Indeed, we are an overstressed society. Statistics indicate that as many as 20 percent of Americans experience abnormal anxiety in any given year. It is a condition that is debilitating emotionally, mentally, and physically and can be objectively measured by how we sleep.
Anxiety, Sleep, and the Brain
Numerous studies have demonstrated a connection between generalized anxiety and dysfunctional sleep. In a 2019 study in Cognitive Processing, researchers indicated that patients who tend to be perfectionists often have heightened anxiety and suffer from bouts of insomnia. Insomnia is not simply a disruption in normal sleep patterns; it is a disruption that can promote even more anxiety. A case in point is a 2019 study in the journal Nature Human Behavior, in which authors state that a sleepless night results in a 30 percent jump in a person’s anxiety level.
Simply stated: Getting sufficient sleep improves mood, willpower, and the discipline to stop spinning on the same issues over and over and over. The study in Cognitive Processing contends that deep sleep actually rewires the brain, decreasing anxiety literally overnight.
It Really Is Fixable
Cognitive behavioral therapy, which enables patients to cope with specific challenges and manage the impulse to worry about them; mindfulness meditation for quelling racing thoughts, letting go of negative feelings, and learning to calm oneself; and even yoga are approaches to control anxiety. In a 2020 issue of JAMA Psychiatry, investigators suggest that yoga seems to have “significant value” in reducing anxiety.
But there are even simpler things individuals can do on their own to bring down anxiety:
- Stop thinking about the “worst possible scenarios.” As life coach Renee Jain says, “Don’t believe every worried thought you have. Worried thoughts are notoriously inaccurate.”
- Remain in the present. Stress is about the future and wanting to control it. You can’t, so stop worrying about it.
- Stay positive by being busy. Do things that give you a sense of achievement—and a feeling of liberation. Volunteer in activities that help others.

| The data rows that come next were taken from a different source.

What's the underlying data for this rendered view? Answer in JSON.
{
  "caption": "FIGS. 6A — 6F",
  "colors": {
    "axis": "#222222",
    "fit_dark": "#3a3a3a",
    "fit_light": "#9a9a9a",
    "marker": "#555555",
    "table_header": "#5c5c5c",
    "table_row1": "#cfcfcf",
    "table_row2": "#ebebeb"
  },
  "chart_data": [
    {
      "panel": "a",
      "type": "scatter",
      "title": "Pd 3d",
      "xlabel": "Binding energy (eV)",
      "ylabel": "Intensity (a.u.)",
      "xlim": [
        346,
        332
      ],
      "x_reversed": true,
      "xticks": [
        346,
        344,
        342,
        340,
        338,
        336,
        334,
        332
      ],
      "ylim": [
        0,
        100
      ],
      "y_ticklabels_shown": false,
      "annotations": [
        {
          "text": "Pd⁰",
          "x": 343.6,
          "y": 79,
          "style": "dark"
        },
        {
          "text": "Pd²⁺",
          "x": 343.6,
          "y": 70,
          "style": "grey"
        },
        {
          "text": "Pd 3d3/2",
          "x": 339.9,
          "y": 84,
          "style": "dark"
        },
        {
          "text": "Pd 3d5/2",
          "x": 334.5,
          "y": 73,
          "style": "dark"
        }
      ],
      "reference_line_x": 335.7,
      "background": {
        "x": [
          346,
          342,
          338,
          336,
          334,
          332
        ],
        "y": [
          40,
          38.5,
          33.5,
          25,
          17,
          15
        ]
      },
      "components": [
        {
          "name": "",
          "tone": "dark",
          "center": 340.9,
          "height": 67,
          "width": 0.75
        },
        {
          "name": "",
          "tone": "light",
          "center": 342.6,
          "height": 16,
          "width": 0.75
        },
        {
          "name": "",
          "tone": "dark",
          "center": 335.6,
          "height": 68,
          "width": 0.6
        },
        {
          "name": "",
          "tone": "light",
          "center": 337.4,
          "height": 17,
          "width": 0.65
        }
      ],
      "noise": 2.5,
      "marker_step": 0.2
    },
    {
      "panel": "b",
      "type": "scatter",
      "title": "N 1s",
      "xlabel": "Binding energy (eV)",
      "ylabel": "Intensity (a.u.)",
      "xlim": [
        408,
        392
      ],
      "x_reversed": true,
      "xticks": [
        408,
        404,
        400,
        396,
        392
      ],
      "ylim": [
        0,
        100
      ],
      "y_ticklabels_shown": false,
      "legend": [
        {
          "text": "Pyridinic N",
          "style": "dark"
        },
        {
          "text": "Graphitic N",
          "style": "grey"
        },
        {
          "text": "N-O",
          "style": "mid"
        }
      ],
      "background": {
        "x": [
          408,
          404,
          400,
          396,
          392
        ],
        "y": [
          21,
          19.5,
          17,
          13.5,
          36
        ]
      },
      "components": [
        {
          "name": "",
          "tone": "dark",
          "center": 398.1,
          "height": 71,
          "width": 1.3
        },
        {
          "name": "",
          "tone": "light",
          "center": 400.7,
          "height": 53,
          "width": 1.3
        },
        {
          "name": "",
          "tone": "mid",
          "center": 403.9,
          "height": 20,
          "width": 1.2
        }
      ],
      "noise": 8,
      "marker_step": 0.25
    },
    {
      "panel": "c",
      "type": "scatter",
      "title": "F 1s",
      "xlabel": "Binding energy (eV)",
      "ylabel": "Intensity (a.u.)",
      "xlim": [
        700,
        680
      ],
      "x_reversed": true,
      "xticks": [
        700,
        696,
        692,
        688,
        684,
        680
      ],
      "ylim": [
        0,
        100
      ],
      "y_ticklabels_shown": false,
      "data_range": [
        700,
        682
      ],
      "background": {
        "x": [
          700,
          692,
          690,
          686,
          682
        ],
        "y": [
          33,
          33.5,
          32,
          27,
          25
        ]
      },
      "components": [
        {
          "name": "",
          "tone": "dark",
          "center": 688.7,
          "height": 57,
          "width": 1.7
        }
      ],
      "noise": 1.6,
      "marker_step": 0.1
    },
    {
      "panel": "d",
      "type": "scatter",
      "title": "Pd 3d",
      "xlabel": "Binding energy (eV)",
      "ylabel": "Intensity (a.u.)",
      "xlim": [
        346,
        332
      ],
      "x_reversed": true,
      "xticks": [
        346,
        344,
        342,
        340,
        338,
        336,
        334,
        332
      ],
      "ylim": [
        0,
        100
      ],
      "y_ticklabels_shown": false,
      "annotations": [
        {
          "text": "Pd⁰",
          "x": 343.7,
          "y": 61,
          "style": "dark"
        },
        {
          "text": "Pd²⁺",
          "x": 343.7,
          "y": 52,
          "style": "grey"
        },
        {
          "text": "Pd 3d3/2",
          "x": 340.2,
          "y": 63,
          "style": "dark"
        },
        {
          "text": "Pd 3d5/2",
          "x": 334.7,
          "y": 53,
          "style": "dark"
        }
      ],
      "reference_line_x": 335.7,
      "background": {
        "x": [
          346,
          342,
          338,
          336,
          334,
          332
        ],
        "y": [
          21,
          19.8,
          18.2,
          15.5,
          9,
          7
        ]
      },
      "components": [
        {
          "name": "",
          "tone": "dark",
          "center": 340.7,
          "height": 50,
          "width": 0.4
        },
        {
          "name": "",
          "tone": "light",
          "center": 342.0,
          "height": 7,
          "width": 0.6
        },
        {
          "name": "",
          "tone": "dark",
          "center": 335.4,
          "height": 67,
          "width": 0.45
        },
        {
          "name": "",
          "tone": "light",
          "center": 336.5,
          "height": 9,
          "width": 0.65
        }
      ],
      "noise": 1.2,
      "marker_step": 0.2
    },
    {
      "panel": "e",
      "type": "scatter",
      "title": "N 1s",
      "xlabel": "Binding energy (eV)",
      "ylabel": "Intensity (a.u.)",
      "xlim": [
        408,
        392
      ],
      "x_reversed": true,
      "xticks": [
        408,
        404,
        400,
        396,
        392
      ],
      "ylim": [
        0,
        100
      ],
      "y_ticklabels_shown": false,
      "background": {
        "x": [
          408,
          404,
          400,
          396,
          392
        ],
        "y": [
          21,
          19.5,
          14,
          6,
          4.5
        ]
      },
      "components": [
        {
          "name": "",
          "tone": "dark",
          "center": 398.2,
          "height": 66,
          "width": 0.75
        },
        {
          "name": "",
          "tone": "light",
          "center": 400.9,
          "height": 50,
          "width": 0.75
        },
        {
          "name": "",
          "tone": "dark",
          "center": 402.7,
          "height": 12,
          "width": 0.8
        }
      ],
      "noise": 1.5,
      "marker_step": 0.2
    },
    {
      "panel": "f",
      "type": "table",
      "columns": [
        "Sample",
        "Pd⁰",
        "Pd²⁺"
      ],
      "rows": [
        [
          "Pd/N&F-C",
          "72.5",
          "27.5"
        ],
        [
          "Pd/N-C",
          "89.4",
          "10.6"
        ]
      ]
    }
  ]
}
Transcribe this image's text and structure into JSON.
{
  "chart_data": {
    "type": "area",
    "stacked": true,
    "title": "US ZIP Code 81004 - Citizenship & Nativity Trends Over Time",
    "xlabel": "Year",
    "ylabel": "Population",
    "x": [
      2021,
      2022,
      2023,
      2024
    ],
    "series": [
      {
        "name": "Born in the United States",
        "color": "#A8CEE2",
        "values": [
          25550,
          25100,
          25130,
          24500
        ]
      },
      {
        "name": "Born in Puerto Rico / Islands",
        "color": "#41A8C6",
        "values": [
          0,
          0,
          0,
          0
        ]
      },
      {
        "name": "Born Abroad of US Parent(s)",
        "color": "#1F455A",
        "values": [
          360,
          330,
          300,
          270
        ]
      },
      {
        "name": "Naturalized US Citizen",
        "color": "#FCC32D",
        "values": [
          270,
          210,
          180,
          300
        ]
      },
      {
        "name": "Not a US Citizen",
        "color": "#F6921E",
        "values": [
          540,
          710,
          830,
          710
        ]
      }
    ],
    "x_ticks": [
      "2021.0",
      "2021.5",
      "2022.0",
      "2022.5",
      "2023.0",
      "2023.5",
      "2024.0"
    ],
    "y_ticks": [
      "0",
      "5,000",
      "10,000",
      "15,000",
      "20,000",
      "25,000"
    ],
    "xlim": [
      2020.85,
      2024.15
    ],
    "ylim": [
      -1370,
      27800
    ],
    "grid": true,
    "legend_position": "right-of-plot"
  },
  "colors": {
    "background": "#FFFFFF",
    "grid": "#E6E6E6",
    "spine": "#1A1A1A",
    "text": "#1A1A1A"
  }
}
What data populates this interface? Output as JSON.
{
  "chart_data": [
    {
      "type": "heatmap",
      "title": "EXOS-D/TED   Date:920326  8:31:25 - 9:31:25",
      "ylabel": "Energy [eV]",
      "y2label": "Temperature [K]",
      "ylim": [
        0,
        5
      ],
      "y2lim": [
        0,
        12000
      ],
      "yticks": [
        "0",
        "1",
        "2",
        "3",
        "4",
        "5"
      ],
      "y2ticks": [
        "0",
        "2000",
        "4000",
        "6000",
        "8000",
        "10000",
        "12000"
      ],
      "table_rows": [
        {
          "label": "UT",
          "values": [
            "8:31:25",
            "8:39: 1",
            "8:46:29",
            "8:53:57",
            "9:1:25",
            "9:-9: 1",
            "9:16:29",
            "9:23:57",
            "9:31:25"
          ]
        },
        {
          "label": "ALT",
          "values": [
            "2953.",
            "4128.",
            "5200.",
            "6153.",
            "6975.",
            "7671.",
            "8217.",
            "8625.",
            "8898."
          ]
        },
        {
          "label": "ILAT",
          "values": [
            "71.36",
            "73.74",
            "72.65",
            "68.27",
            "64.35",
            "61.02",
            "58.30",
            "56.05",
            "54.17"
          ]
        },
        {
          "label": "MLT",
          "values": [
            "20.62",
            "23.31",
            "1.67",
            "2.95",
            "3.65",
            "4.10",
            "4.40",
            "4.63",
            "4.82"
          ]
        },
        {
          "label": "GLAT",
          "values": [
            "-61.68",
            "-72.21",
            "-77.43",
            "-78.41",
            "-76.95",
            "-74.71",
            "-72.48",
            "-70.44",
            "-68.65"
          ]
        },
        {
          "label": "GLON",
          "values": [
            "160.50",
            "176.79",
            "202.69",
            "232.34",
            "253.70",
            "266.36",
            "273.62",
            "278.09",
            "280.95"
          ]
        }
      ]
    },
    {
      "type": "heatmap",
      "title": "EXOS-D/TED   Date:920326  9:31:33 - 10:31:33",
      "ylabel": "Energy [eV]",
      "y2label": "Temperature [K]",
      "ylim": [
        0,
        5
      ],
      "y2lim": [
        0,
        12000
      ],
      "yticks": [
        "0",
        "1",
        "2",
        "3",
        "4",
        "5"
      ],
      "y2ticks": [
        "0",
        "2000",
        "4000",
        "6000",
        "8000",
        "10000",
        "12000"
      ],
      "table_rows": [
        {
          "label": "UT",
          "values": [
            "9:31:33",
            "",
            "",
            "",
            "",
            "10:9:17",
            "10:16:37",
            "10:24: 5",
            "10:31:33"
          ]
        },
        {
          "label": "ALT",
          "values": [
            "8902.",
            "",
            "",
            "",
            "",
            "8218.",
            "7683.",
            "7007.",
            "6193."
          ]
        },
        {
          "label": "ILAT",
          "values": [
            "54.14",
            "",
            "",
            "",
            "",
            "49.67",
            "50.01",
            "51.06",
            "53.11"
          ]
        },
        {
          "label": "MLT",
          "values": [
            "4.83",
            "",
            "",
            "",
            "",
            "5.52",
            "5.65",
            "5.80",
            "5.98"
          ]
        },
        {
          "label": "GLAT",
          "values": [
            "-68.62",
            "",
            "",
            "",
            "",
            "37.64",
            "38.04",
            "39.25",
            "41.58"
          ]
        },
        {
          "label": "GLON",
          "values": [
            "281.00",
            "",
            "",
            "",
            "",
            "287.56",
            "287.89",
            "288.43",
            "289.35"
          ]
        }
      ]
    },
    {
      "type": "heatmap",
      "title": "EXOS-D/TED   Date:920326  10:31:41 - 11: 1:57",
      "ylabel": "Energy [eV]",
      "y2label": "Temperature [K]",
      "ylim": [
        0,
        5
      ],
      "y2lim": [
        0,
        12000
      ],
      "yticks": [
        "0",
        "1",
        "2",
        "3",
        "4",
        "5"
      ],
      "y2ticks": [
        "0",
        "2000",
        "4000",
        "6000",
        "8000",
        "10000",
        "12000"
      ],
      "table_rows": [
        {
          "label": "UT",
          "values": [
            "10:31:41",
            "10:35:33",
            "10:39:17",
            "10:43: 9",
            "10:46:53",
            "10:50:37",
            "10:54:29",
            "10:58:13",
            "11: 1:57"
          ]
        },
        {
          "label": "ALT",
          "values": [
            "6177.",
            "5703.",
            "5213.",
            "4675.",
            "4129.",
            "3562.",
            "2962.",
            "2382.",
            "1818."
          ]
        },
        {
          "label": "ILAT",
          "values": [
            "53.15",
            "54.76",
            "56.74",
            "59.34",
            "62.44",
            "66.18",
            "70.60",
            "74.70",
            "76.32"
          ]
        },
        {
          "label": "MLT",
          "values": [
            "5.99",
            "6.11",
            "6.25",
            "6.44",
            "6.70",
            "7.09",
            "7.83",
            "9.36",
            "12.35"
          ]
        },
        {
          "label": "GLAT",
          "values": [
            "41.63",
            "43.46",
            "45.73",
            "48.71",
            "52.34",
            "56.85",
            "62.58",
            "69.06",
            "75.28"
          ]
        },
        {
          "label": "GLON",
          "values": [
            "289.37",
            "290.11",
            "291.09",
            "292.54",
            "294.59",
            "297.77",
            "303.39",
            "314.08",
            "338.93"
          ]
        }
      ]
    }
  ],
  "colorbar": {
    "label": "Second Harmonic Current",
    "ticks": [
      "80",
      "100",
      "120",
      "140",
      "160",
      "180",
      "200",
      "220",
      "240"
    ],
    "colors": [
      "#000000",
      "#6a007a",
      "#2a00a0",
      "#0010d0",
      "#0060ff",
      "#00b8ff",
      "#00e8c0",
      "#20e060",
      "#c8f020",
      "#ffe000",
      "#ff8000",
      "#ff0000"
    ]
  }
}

- Consider the words of American poet Maya Angelou: “If you don’t like something, change it. If you can’t change it, [then] change your attitude.”
- Realize when overthinking is useless. With this awareness, start to think about toning down the anxious thoughts. Repeatedly stressing over a missed flight while stuck in traffic really has no benefit to the situation. There are many life examples like this. Ask yourself, "What is to be gained by being anxious right now?"
- Exercise regularly, listen to your favorite music, and keep coffee consumption down.
- Finally, learn to relax. Hans Selye, an endocrinologist who did extensive research on stress, once said, “It’s not stress that kills us; it’s our reaction to it.”